Rezension

Spannend wie ein Krimi

Afghanistans verborgene Töchter - Jenny Nordberg

Afghanistans verborgene Töchter
von Jenny Nordberg

Bewertet mit 5 Sternen

Diese Reportage ist zwischen 2009 und 2014 in Afghanistans entstanden und führt uns in eine Zeit, die ans Mittelalter erinnert.

Aufgerollt an der Geschichte von Azita, die es bis zur Abgeordneten in Kabul gebracht hat, erzählt uns Jenny Nordberg in diesem Buch von afghanischen Frauenschicksalen. Sie führt uns in eine völlig fremde Kultur ein und ich hatte beim Lesen das Gefühl, mich plötzlich im Mittelalter zu befinden. Mädchen gelten in diesem Land oft als „dumm von Geburt“ und auf Seite 64 steht, dass Frauen „nicht vernunftbegabt“ sind und daher „einem Tier gleich kommen“.

„In Afghanistan muss man sein Inneres abtöten und sich an die Gesellschaft anpassen. Nur so kann man überleben“ (Seite 88).

Die einzige Aufgabe von Frauen ist das Gebären vieler Nachkommen  („alles vor der Pubertät dient nur der Vorbereitung auf die Fortpflanzung“ - Seite 42) und Töchter gelten weniger als Söhne. Familien mit vielen Mädchen und keinem Sohn kommen ins gesellschaftliche Abseits, werden denunziert. Um dieser Brandmarkung zu entgehen, wird eines der Mädchen in Jungenkleider gesteckt und bekommt all die Freiheiten der männlichen Nachkommen. Sie dürfen unbeschwert draußen spielen, Sport treiben, andere offen anschauen und lernen, sich ungehindert durch Konventionen in der Gesellschaft zu bewegen. Erst mit Beginn der Pubertät werden diese basha posh zurückverwandelt und müssen sich dann ins Haus zurückziehen, um ihren weiblichen Charakter zu entwickeln.

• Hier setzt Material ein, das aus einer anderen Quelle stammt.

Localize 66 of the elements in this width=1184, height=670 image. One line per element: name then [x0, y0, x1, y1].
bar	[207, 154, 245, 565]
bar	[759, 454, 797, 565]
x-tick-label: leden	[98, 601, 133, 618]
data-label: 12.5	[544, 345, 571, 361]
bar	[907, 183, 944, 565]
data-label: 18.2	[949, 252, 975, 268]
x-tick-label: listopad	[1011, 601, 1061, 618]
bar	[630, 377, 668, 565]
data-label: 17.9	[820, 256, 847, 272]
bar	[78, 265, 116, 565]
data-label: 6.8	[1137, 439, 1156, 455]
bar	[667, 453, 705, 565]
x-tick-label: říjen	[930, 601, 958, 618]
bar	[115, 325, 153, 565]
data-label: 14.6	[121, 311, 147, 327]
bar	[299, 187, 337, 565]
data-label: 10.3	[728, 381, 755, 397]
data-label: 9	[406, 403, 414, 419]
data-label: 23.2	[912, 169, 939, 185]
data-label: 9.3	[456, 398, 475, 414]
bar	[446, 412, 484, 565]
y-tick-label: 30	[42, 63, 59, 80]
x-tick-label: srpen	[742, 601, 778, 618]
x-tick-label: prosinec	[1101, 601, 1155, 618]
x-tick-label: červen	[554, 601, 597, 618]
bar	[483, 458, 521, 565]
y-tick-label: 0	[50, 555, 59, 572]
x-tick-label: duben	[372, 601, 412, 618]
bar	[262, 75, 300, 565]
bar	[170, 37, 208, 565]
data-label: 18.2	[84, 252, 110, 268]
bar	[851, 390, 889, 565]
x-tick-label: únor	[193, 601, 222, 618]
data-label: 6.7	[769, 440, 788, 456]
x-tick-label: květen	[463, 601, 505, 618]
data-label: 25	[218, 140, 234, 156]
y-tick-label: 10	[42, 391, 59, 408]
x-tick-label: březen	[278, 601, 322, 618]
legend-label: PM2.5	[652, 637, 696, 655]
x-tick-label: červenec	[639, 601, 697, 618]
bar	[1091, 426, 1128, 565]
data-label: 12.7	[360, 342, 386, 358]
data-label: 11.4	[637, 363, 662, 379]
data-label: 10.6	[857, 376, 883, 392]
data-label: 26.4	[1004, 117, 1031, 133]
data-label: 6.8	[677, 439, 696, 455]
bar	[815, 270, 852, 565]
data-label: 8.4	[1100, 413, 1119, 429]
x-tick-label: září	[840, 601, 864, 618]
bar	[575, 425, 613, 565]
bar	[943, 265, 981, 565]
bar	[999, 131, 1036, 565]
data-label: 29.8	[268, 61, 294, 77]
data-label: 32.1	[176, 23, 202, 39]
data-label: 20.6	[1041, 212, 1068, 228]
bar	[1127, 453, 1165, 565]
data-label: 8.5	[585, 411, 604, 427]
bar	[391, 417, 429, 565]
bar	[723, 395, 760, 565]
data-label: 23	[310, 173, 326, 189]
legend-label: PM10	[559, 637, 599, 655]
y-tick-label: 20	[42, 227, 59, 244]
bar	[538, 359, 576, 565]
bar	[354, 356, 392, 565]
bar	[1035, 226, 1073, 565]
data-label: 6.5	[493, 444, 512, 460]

Die Autorin hat sich mit unterschiedlichen Altersgruppen unterhalten. Während sie kleine Wildfänge nur von außen beobachtete, erfuhr sie von Jugendlichen, die sich weigerten, zu Mädchen zu werden. Zahra möchte beispielsweise nie eine afghanische Frau werden. „Das sind Bürger zweiter Klasse“, erklärt sie, „immer an die Männer gebunden und von ihnen beherrscht.“ Manche dieser basha posh müssen, wenn sie von den Eltern verheiratet werden, sehr mühsam das Frausein lernen. So wie Shukria, die plötzlich nur noch in Burka auf die Straße darf, aber dennoch wegen ihrer guten Ausbildung als Krankenschwester den Unterhalt der Familie bestreitet. Nader dagegen hat es geschafft, auch als 35jährige noch „frei“ zu sein. Heiraten will sie nicht: „Ich will in kein Gefängnis“ (Seite 252).

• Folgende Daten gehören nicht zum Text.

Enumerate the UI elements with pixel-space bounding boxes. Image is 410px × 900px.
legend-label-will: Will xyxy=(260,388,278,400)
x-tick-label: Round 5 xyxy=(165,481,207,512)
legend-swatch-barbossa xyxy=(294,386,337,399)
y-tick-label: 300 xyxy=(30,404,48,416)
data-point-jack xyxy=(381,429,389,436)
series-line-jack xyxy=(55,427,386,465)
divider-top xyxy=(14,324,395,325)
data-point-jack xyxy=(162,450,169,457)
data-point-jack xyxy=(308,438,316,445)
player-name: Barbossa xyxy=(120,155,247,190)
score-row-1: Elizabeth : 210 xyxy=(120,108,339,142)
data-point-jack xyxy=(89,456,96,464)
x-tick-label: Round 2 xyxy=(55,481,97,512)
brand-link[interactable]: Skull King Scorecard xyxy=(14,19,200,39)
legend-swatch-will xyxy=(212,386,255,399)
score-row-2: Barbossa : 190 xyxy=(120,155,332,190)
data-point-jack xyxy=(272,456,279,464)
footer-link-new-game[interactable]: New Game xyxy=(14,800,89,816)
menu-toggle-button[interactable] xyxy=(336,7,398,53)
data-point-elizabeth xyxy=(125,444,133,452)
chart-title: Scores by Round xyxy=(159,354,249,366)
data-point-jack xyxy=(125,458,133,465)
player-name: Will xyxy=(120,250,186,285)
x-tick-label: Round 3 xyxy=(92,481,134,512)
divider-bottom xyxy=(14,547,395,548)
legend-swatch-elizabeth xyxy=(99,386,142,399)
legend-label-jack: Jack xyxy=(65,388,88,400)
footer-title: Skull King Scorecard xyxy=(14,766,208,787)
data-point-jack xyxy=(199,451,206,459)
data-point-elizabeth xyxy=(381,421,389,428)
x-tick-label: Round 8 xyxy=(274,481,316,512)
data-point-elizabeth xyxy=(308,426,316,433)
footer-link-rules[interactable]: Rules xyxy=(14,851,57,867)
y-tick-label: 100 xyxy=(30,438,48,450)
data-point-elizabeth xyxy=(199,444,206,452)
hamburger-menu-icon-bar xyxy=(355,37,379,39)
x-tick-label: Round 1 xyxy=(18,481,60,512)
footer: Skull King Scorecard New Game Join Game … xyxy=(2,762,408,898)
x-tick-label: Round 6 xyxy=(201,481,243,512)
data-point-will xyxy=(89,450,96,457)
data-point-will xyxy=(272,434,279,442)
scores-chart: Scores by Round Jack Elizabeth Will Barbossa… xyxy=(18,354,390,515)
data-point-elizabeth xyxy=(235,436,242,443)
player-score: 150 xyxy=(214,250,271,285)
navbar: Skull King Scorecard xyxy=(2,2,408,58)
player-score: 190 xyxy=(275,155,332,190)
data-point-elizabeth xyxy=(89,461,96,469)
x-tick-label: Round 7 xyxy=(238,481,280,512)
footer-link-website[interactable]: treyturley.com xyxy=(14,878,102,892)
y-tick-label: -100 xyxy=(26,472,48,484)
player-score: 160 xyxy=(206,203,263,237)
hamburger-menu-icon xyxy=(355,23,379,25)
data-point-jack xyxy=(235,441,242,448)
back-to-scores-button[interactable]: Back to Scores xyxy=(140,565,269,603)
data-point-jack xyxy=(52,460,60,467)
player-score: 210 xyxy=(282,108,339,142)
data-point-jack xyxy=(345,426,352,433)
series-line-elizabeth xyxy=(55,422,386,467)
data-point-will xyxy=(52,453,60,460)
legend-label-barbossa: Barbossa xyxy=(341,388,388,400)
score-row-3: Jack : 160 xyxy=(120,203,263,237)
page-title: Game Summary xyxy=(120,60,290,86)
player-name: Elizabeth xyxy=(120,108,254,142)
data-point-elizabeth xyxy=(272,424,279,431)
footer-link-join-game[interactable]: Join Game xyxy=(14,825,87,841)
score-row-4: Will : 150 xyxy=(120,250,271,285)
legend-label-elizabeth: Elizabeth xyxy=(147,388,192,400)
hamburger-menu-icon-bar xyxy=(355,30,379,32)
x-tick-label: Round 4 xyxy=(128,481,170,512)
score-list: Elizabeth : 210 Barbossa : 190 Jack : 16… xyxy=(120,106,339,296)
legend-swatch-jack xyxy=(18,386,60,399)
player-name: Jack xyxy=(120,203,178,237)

Dank gründlicher Recherche und dem Versuch einer Analyse von allgemeinen Unterschieden zwischen Mann und Frau ist der Autorin ein umfassendes Werk gelungen. Sie hat das Phänomen geschichtlich und geografisch aufgegriffen und erklärt, warum in Ländern mit strenger Geschlechtertrennung Frauen der Weg zur Bildung verwehrt wird. 

Dieses Buch hat mich tief beeindruckt. Anfangs konnte ich nur kleine Abschnitte verdauen, doch ab etwa der Hälfte las ich es wie einen spannenden Krimi. Ich habe sehr viel neues über eine mir völlig fremde Kultur erfahren und möchte es nicht nur Frauen ans Herz legen, die mit ihrem Leben unzufrieden sind.